The ‘World’ God loves

In John 3, the cosmos is the world that God loves, perhaps referring to the world of people [all humanity], or it could also include the entire cosmos [all of creation]. Verse 16 can be translated,
“For God loved the world in this way: God [the Father] offered his only Son [Jesus] so that anyone who trusts him will not end up dying, but will receive eternal life.”
God’s love for the whole world motivates the Incarnation of Jesus Christ (“Savior of the world” – John 4:42), the One who will redeem the world, rescue humanity, and restore the universe.
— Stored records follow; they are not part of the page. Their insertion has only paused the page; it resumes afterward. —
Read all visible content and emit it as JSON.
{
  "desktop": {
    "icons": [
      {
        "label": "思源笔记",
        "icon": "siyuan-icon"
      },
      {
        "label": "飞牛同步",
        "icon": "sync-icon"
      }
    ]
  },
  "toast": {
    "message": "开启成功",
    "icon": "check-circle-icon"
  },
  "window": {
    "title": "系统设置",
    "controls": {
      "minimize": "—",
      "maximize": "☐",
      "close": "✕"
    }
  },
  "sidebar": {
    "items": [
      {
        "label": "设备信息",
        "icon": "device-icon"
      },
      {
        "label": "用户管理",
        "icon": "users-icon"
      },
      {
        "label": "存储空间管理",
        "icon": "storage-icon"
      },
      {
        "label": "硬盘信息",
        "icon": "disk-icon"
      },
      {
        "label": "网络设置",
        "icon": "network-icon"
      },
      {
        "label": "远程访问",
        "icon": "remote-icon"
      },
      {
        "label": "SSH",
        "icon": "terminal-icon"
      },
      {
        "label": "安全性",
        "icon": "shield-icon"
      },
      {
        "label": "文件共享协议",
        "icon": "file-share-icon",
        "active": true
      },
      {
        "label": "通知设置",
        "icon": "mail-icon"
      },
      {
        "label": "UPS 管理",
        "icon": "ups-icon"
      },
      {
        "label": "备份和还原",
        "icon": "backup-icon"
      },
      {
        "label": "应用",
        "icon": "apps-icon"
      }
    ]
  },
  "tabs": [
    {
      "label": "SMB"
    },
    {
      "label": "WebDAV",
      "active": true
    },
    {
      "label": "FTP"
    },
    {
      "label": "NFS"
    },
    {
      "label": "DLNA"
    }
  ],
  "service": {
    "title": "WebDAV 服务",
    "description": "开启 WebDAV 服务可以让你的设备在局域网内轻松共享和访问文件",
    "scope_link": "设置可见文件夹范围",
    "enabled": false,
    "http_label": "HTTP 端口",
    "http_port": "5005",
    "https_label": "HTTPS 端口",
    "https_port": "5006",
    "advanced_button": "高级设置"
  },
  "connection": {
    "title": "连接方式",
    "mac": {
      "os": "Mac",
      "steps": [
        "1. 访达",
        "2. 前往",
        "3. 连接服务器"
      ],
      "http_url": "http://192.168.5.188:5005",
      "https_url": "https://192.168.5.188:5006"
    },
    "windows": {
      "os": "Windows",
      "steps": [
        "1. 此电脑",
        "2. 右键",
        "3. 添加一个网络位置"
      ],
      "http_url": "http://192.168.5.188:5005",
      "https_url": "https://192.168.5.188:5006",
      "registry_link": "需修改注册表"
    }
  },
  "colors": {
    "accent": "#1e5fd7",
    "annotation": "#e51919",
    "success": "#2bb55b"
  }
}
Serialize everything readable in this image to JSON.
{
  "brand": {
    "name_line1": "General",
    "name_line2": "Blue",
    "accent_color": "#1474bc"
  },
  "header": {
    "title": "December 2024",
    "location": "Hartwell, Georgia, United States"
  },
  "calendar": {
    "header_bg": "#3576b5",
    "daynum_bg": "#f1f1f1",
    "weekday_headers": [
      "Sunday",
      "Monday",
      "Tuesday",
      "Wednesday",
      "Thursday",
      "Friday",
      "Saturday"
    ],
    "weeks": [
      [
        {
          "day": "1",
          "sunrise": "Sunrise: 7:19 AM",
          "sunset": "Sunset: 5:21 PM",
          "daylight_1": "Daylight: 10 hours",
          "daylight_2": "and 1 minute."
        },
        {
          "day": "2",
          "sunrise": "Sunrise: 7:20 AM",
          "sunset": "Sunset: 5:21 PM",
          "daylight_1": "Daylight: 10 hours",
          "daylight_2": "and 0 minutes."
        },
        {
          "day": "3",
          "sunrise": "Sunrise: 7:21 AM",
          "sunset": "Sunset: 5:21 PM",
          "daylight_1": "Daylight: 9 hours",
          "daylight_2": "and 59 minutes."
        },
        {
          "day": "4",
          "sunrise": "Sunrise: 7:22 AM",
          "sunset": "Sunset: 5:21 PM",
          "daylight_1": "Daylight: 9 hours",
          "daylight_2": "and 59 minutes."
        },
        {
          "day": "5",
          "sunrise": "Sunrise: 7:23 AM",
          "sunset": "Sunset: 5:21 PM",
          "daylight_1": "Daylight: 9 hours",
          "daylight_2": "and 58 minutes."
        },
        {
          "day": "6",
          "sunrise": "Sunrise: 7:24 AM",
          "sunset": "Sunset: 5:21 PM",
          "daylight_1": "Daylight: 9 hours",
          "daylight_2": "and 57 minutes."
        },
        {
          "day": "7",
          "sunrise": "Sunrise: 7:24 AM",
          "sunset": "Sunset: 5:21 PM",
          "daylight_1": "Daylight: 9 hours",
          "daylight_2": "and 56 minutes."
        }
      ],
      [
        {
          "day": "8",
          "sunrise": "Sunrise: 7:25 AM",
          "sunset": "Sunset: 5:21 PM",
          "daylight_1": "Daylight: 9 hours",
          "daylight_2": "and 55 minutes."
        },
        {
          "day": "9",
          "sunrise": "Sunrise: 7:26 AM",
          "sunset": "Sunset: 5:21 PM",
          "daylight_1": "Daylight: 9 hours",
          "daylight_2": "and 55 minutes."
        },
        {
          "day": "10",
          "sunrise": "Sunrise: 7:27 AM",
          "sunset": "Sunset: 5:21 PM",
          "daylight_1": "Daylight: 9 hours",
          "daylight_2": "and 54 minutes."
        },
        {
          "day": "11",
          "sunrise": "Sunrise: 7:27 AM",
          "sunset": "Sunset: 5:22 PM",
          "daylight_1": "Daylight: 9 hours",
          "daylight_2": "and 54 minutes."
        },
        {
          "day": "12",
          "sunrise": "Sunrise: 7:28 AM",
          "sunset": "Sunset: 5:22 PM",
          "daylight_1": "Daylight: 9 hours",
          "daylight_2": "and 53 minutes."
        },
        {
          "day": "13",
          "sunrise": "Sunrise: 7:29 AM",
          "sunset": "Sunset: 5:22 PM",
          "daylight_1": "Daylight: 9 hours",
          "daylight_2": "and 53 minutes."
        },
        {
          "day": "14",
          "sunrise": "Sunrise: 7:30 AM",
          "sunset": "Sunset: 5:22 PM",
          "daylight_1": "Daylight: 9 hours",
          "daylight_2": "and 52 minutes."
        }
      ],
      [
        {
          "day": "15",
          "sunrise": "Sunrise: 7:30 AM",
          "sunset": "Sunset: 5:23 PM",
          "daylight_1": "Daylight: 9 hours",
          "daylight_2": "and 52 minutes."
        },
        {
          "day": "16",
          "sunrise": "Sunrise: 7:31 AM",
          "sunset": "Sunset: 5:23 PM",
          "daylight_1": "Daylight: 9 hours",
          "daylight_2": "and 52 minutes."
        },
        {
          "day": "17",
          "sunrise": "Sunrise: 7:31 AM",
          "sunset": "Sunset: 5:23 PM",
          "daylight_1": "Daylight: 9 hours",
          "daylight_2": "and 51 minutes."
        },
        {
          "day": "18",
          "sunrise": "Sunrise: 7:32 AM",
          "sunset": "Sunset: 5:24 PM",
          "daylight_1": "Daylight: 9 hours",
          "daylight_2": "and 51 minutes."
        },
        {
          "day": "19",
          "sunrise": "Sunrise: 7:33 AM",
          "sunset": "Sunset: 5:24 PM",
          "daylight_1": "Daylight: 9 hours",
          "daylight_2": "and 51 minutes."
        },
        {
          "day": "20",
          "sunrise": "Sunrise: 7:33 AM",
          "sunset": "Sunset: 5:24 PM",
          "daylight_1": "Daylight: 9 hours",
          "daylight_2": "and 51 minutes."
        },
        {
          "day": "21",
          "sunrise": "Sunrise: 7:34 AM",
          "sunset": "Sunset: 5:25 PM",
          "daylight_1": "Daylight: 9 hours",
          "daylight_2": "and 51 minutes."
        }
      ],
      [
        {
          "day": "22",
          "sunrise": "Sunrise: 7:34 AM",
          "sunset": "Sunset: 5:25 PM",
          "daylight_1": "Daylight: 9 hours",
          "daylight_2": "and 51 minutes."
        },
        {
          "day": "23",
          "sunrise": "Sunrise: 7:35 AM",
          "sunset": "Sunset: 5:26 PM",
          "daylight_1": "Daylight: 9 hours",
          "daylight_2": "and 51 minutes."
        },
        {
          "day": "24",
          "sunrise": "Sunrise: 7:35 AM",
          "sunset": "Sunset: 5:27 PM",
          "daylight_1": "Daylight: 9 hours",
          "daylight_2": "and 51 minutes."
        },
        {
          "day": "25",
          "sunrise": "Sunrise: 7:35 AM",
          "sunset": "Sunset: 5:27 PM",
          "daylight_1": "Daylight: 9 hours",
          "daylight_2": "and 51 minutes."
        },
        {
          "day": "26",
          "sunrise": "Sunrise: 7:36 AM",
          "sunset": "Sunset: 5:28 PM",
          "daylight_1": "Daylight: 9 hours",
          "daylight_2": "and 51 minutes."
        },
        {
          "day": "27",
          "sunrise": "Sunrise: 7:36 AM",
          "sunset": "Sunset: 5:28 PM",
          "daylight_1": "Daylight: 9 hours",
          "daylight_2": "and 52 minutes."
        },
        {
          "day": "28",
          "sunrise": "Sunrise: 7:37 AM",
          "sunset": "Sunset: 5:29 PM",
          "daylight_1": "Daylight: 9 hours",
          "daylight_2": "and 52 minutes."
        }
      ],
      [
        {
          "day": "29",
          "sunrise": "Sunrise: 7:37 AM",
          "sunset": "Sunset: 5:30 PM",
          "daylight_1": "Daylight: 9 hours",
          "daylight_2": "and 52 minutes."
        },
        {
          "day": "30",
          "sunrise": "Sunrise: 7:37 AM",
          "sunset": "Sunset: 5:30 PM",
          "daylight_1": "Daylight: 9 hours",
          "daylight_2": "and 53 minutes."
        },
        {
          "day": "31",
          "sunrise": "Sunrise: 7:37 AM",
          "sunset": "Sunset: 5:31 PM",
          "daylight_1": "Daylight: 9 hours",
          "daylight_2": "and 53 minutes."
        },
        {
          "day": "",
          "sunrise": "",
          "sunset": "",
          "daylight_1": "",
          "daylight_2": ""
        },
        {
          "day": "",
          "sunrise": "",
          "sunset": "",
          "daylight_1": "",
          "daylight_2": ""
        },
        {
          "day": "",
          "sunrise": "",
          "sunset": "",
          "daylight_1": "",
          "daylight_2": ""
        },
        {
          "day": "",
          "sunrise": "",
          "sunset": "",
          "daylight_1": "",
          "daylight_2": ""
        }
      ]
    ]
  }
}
The ‘World’ God does not love

On the other hand, in 1 John 2, the world he describes (using the same word) is something else:
15 Do not love the world or the things in the world. If anyone loves the world, the love of the Father is not in him. 16 For all that is in the world—the lust of the flesh, the lust of the eyes, and the pride of life—is not of the Father but is of the world. 17 And the world is passing away, and the lust of it; but he who does the will of God abides forever.
In this passage, John is referring to the ‘world system’ that stands opposed to the love of God. It’s like humanity’s collective egoism… lust, greed, pride, and all of the fruit of the flesh from Galatians 5, wrapped up into a ‘worldly’ spirit of self-will and self-defeating delusions of grandeur.
Along with that, ‘the things of this world’ we’re to hate are not the good things God created (the earth, plants, animals, etc.). It has more to do with what happens when we forget God. We develop attachments and pet idols that ultimately enslave us. Yes, enjoy God’s good world and care for yourself. No, don’t fashion it into a beloved idol or worship yourself as a pseudo-god.
In the end, the two uses of the same word are virtual opposites, but in context, it’s fairly easy to see the difference in John’s mind.